Comparison between the types of translation. Source: Google
Google Neural Machine Translation (GNMT)
Most of the fast becoming popular neural machine-translation systems though only work on a single pair of languages. Google has been working on improving neural machine translation over the past few years to make it work on multiple pairs-and making it capable enough to translate between language pairs not directly trained to translate.
For example, if the system needs do translate from Portuguese into German, but is only trained to translate from Portuguese into English and from English into German, it can translate from Portuguese into German without the need for translating into English, as it builds the structure of meaning in this new language.
Taking human-generated side-by-side comparison as a metric bar, for English-to-French and English-to-German benchmarks, GNMT system translations errors are reduced by an average of 60%. The results are significantly improved compared to the previous phrase-based translation systems.
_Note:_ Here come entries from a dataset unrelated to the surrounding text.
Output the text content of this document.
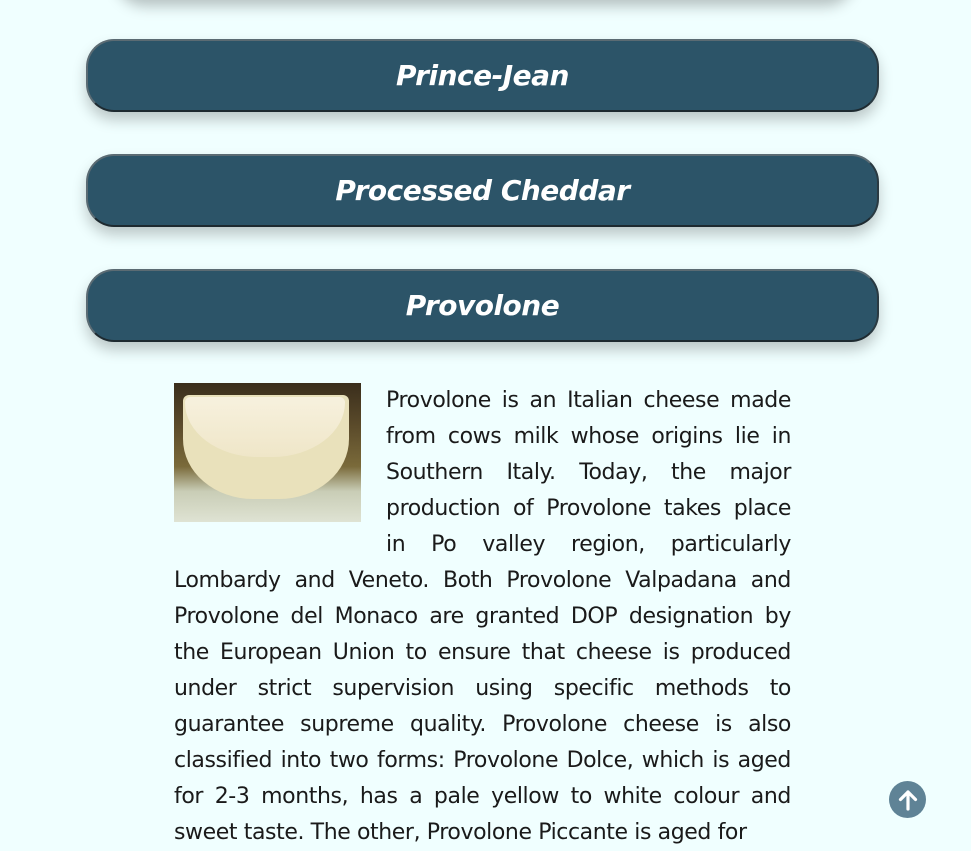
Prince-Jean
Processed Cheddar
Provolone
Provolone is an Italian cheese made from cows milk whose origins lie in Southern Italy. Today, the major production of Provolone takes place in Po valley region, particularly Lombardy and Veneto. Both Provolone Valpadana and Provolone del Monaco are granted DOP designation by the European Union to ensure that cheese is produced under strict supervision using specific methods to guarantee supreme quality. Provolone cheese is also classified into two forms: Provolone Dolce, which is aged for 2-3 months, has a pale yellow to white colour and sweet taste. The other, Provolone Piccante is aged for
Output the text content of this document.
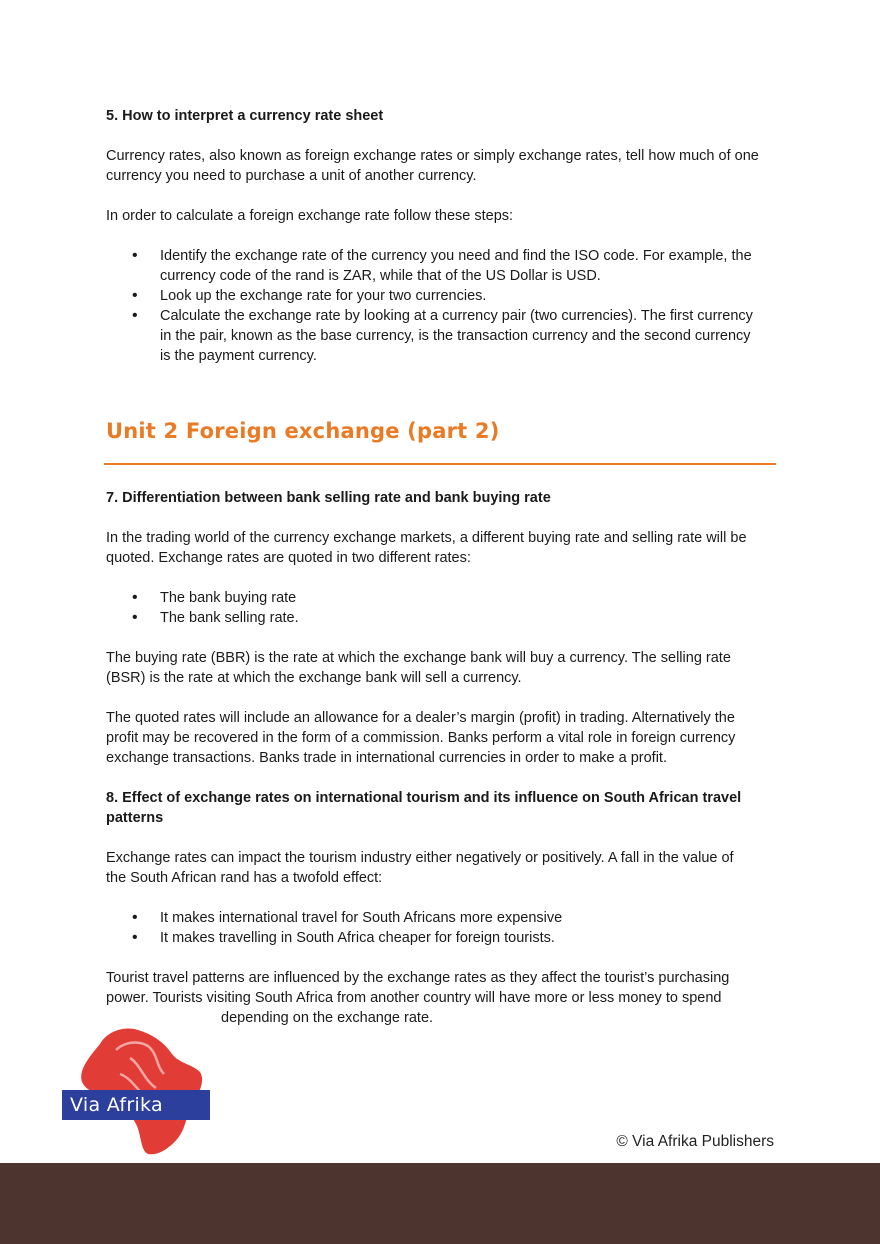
5. How to interpret a currency rate sheet

Currency rates, also known as foreign exchange rates or simply exchange rates, tell how much of one
currency you need to purchase a unit of another currency.

In order to calculate a foreign exchange rate follow these steps:

• Identify the exchange rate of the currency you need and find the ISO code. For example, the
currency code of the rand is ZAR, while that of the US Dollar is USD.
• Look up the exchange rate for your two currencies.
• Calculate the exchange rate by looking at a currency pair (two currencies). The first currency
in the pair, known as the base currency, is the transaction currency and the second currency
is the payment currency.
Unit 2 Foreign exchange (part 2)

7. Differentiation between bank selling rate and bank buying rate

In the trading world of the currency exchange markets, a different buying rate and selling rate will be
quoted. Exchange rates are quoted in two different rates:

• The bank buying rate
• The bank selling rate.

The buying rate (BBR) is the rate at which the exchange bank will buy a currency. The selling rate
(BSR) is the rate at which the exchange bank will sell a currency.

The quoted rates will include an allowance for a dealer’s margin (profit) in trading. Alternatively the
profit may be recovered in the form of a commission. Banks perform a vital role in foreign currency
exchange transactions. Banks trade in international currencies in order to make a profit.

8. Effect of exchange rates on international tourism and its influence on South African travel
patterns

Exchange rates can impact the tourism industry either negatively or positively. A fall in the value of
the South African rand has a twofold effect:

• It makes international travel for South Africans more expensive
• It makes travelling in South Africa cheaper for foreign tourists.

Tourist travel patterns are influenced by the exchange rates as they affect the tourist’s purchasing
power. Tourists visiting South Africa from another country will have more or less money to spend
depending on the exchange rate.

Via Afrika
© Via Afrika Publishers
The visual illustration below shows the progression of Google-NMT as it translates a text from Chinese to English. Initially, the “Encoder” encodes the Chinese words as a list of vectors. Once the entire sentence is read, the decoder starts forming the English sentence.
This new system is already implemented in google translator in eight languages pairs: to and from English and French, German, Spanish, Portuguese, Chinese, Japanese, Korean and Turkish. According to google, this represent the native language of nearly one-third of world’s population and 35% of all google translator queries.
Google is also offering an API for programmers who want to use this google technology. This will help google technology to spread to other system and will make easy for programmer to access this state of art technology.
Google Translate currently translates over 140 billion words every day in 103 languages.
So human-like AI systems are just around the corner?
With human-like AI systems like GNMT, it is already being speculated that human translators will soon be put of job but that’s not the truth.
Neural translation technology will do a great job for simple translations, but unlike human translator it can still make significant errors, like dropping words, not recognizing rare or special words, mistranslating names and translating sentences away from the context of the original gist of the paragraph or sentences.
To match human capability, computers will have to be taught some basic world information as well as understanding of certain areas of translation.
There is still a plenty of work to be done for better user-friendly experience. However, GNMT is still no less than a significant milestone.